# Mac - shutting down w/out AC, but battery listed as fully charged - ??



## aychica (Dec 20, 2008)

I have a macbook pro, full info on model below. when i disconnect the power source, the computer just shuts down, even though the battery life reads 95% full. what is wrong?


Model Name:	MacBook Pro 15"
Model Identifier:	MacBookPro2,2
Processor Name:	Intel Core 2 Duo
Processor Speed:	2.33 GHz
Number Of Processors:	1
Total Number Of Cores:	2
L2 Cache (per processor):	4 MB
Memory:	2 GB
Bus Speed:	667 MHz
Boot ROM Version:	MBP22.00A5.B01
SMC Version:	1.12f5

System Power Settings:

AC Power:
System Sleep Timer (Minutes):	0
Disk Sleep Timer (Minutes):	10
Display Sleep Timer (Minutes):	20
Automatic Restart On Power Loss:	No
Wake On AC Change:	No
Wake On Clamshell Open:	Yes
Wake On LAN:	Yes
Display Sleep Uses Dim:	Yes
Battery Power:
System Sleep Timer (Minutes):	180
Disk Sleep Timer (Minutes):	180
Display Sleep Timer (Minutes):	15
Wake On AC Change:	No
Wake On Clamshell Open:	Yes
Display Sleep Uses Dim:	Yes
Reduce Brightness:	Yes

Battery Information:

Battery Installed:	Yes
First low level warning:	No
Full Charge Capacity (mAh):	5442
Remaining Capacity (mAh):	5196
Amperage (mA):	0
Voltage (mV):	12291
Cycle Count:	24


----------



## VegasACF (May 27, 2005)

You might need to reset the System Management Controller (SMC). Do this:

1. If the computer is on, turn it off.
2. Disconnect the AC Adapter and remove the computer's battery.
3. Press and hold down the power button for 5 seconds and then release the button.
4. Reconnect the battery and AC Adapter.
5. Press the Power button to restart the computer.

More info can be found here.


----------



## aychica (Dec 20, 2008)

Thanks - I tried this and did manage to work about 20 min without the AC plug, then it shut down again.

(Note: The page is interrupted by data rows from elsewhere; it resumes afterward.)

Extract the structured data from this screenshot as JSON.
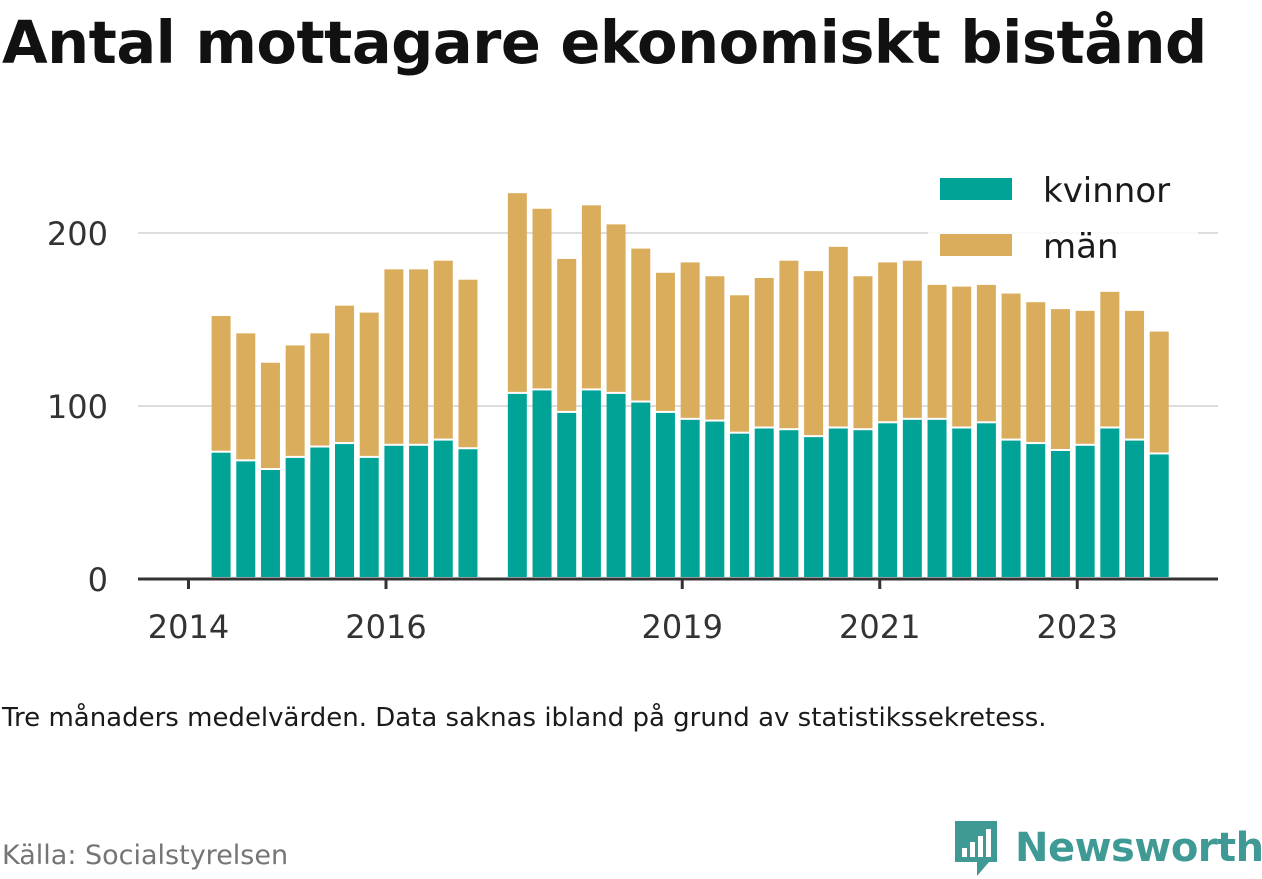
{
  "title": "Antal mottagare ekonomiskt bistånd",
  "note": "Tre månaders medelvärden. Data saknas ibland på grund av statistikssekretess.",
  "source": "Källa: Socialstyrelsen",
  "brand": {
    "name": "Newsworthy",
    "icon": "bar-chart-speech-bubble-icon",
    "color": "#3f9a95"
  },
  "chart_data": {
    "type": "bar",
    "stacked": true,
    "ylim": [
      0,
      230
    ],
    "yticks": [
      0,
      100,
      200
    ],
    "xticks": [
      {
        "label": "2014",
        "x": 2014.0
      },
      {
        "label": "2016",
        "x": 2016.0
      },
      {
        "label": "2019",
        "x": 2019.0
      },
      {
        "label": "2021",
        "x": 2021.0
      },
      {
        "label": "2023",
        "x": 2023.0
      }
    ],
    "grid": true,
    "legend_position": "top-right",
    "x": [
      2014.33,
      2014.58,
      2014.83,
      2015.08,
      2015.33,
      2015.58,
      2015.83,
      2016.08,
      2016.33,
      2016.58,
      2016.83,
      2017.33,
      2017.58,
      2017.83,
      2018.08,
      2018.33,
      2018.58,
      2018.83,
      2019.08,
      2019.33,
      2019.58,
      2019.83,
      2020.08,
      2020.33,
      2020.58,
      2020.83,
      2021.08,
      2021.33,
      2021.58,
      2021.83,
      2022.08,
      2022.33,
      2022.58,
      2022.83,
      2023.08,
      2023.33,
      2023.58,
      2023.83
    ],
    "series": [
      {
        "name": "kvinnor",
        "color": "#00a396",
        "values": [
          73,
          68,
          63,
          70,
          76,
          78,
          70,
          77,
          77,
          80,
          75,
          107,
          109,
          96,
          109,
          107,
          102,
          96,
          92,
          91,
          84,
          87,
          86,
          82,
          87,
          86,
          90,
          92,
          92,
          87,
          90,
          80,
          78,
          74,
          77,
          87,
          80,
          72
        ]
      },
      {
        "name": "män",
        "color": "#daad5c",
        "values": [
          79,
          74,
          62,
          65,
          66,
          80,
          84,
          102,
          102,
          104,
          98,
          116,
          105,
          89,
          107,
          98,
          89,
          81,
          91,
          84,
          80,
          87,
          98,
          96,
          105,
          89,
          93,
          92,
          78,
          82,
          80,
          85,
          82,
          82,
          78,
          79,
          75,
          71
        ]
      }
    ]
  }
}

Do you have any other suggestions? Should I try this again?


----------



## ferrija1 (Apr 11, 2006)

Does it properly shut down, or is it an immediate loss of power (not dislike pressing the power button during the earlier segments of the boot sequence? Do you receive any battery depletion dialog?


----------



## aychica (Dec 20, 2008)

It is not a proper shut down, no warning at all, it's an immediate loss and no warning of battery depletion.....
Happy Holidays!


----------



## ferrija1 (Apr 11, 2006)

I'm having a similar problem with my 2.2Ghz 15 inch and have determined the battery to be faulty or at least have a faulty microprocessor inside it (a battery's microprocessor determines the health, amount of charge, etc.) and will hopefully get around to calling Apple soon. Is your laptop under warranty (AppleCare)?


----------